Letztlich ist Carrie ein enorm einfacher Film, der in einer Zeit als häuslicher Horror erst durch Herrn King stromlinienförmig gemacht werden musste zu Recht entstanden ist. Er ist so dumpf wie der weiße Hai. Eine Teenager-Oper. Ein Treppenwitz.

Freilich wird hier das Vorgegebene verschärft, vor allem in Person der furiosen Mutter. Ja, Mama ist an allem schuld. Julianne Moore ist schon wieder eine Wucht. Aber Carrie wird von Frau Kick-Ass ebenfalls punktgenau dargestellt: erst verhuscht und dann an Tiefe gewinnend.

Jetzt muss sich noch jemand an ein vollkommen anderes Shining-Remake wagen und dann die beiden Filme in einem Universum ansiedeln. Danny meets Carrie à la Harry meets Sally.

The Heat, Paul Feig

Auch bekannt als "Taffe Mädels". Hier und hier.

Der Film könnte auch "LOL" heißen denn die beiden Heldinnen mischen das Cop-Buddy-Genre das schon bei seiner Geburt albern und klischeebeladen war sehr fein auf. Natürlich treffen sich zwei Gegensätze die sich dann ausgleichen. Natürlich wird ein wenig geweint und gescherzt und eine Hand wäscht die andere.

Aber nirgendwo wurde so wunderbar mit Messern und Telefonbüchern gearbeitet wie in diesem kurzweiligen Paradebeispiel für die Unsterblichkeit des Genres.

4/20/2014

The Sandman: Preludes & Nocturnes, Neil Gaiman

Hier. Konsum dieses ersten Teils einer anscheinend bestehenden Klassikers zog sich sehr hin. Der Schuldige ist schnell gefunden, und der ist der Zeichner: vielleicht passt so eine krude Linienführung in Magazine oder einseitige strips, aber ein mehrseitiges Epos wird mit dieser Optik spröde und langatmig.
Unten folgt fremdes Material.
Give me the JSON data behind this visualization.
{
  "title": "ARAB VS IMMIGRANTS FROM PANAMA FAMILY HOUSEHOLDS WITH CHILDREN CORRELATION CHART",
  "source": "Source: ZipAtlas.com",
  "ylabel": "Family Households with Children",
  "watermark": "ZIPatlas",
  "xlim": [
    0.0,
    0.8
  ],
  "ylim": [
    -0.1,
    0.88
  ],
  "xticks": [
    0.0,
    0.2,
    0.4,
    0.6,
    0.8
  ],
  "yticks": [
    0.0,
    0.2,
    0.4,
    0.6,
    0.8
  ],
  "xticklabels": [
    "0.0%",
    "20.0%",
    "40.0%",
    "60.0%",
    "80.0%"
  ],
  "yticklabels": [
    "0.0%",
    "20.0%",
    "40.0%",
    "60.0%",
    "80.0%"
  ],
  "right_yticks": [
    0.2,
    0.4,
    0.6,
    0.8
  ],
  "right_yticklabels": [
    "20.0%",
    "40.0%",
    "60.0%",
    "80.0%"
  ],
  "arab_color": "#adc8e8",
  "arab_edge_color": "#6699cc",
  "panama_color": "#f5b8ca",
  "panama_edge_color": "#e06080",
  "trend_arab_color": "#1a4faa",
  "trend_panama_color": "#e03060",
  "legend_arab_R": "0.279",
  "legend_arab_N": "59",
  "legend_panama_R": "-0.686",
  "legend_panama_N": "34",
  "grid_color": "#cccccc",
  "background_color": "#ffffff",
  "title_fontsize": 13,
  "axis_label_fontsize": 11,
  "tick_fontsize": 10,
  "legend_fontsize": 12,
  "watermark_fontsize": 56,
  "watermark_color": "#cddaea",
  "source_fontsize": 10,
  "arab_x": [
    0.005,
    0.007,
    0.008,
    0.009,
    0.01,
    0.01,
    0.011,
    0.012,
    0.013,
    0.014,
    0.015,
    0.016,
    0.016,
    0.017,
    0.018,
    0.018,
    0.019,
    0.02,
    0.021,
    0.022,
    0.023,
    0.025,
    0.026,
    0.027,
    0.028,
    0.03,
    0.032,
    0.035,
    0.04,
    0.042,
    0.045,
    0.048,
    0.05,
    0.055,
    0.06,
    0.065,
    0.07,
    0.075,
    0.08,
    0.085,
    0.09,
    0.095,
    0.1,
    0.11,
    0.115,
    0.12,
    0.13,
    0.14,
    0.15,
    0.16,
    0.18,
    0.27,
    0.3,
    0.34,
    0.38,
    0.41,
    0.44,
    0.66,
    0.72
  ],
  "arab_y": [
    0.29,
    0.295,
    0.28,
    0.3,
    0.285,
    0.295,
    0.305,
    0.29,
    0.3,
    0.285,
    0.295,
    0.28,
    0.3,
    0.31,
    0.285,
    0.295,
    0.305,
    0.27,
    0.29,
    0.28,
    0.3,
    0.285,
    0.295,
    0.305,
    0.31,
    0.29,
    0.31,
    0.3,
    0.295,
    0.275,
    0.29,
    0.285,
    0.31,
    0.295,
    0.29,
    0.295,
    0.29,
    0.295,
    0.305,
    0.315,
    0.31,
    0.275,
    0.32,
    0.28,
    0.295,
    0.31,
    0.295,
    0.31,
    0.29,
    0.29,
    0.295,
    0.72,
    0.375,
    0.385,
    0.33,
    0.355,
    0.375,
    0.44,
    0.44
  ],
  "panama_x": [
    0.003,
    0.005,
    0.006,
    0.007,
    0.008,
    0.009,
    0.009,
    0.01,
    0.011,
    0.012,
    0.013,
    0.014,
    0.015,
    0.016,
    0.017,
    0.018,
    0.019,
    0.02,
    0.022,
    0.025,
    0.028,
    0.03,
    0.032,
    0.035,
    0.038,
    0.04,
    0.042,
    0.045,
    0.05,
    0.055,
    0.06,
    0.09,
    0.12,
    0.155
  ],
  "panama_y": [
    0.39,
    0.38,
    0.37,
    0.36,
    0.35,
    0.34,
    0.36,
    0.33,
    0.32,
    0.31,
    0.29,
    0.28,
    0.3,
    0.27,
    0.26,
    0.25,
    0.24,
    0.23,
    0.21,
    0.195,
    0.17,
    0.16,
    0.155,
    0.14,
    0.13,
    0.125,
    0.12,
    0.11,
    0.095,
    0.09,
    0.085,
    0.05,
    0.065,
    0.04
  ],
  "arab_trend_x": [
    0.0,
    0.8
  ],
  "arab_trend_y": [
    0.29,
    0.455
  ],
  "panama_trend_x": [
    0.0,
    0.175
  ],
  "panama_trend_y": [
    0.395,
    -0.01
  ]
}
Es kann nicht jeder Alex Ross sein, aber warum sollte man sich dermaßen um's Krumme kümmern? Der Protagonist kann nur dank seiner eindeutigen Frisur meistens identifiziert werden. Der Rest seine Welt versinkt in Zerrspiegel. Ja gut, das könnte passen weil es doch um Traumwelten und Halbwahrheiten und Randflimmern des Bewusstseins geht, aber diese Verwirrung ist erzählerisch kontraproduktiv.

Gaimans Geschichte ist freilich wie immer subversiv-düster-stimmig-humorvoll-mutig. Aber er kann über die Karikaturen nicht hinweghelfen.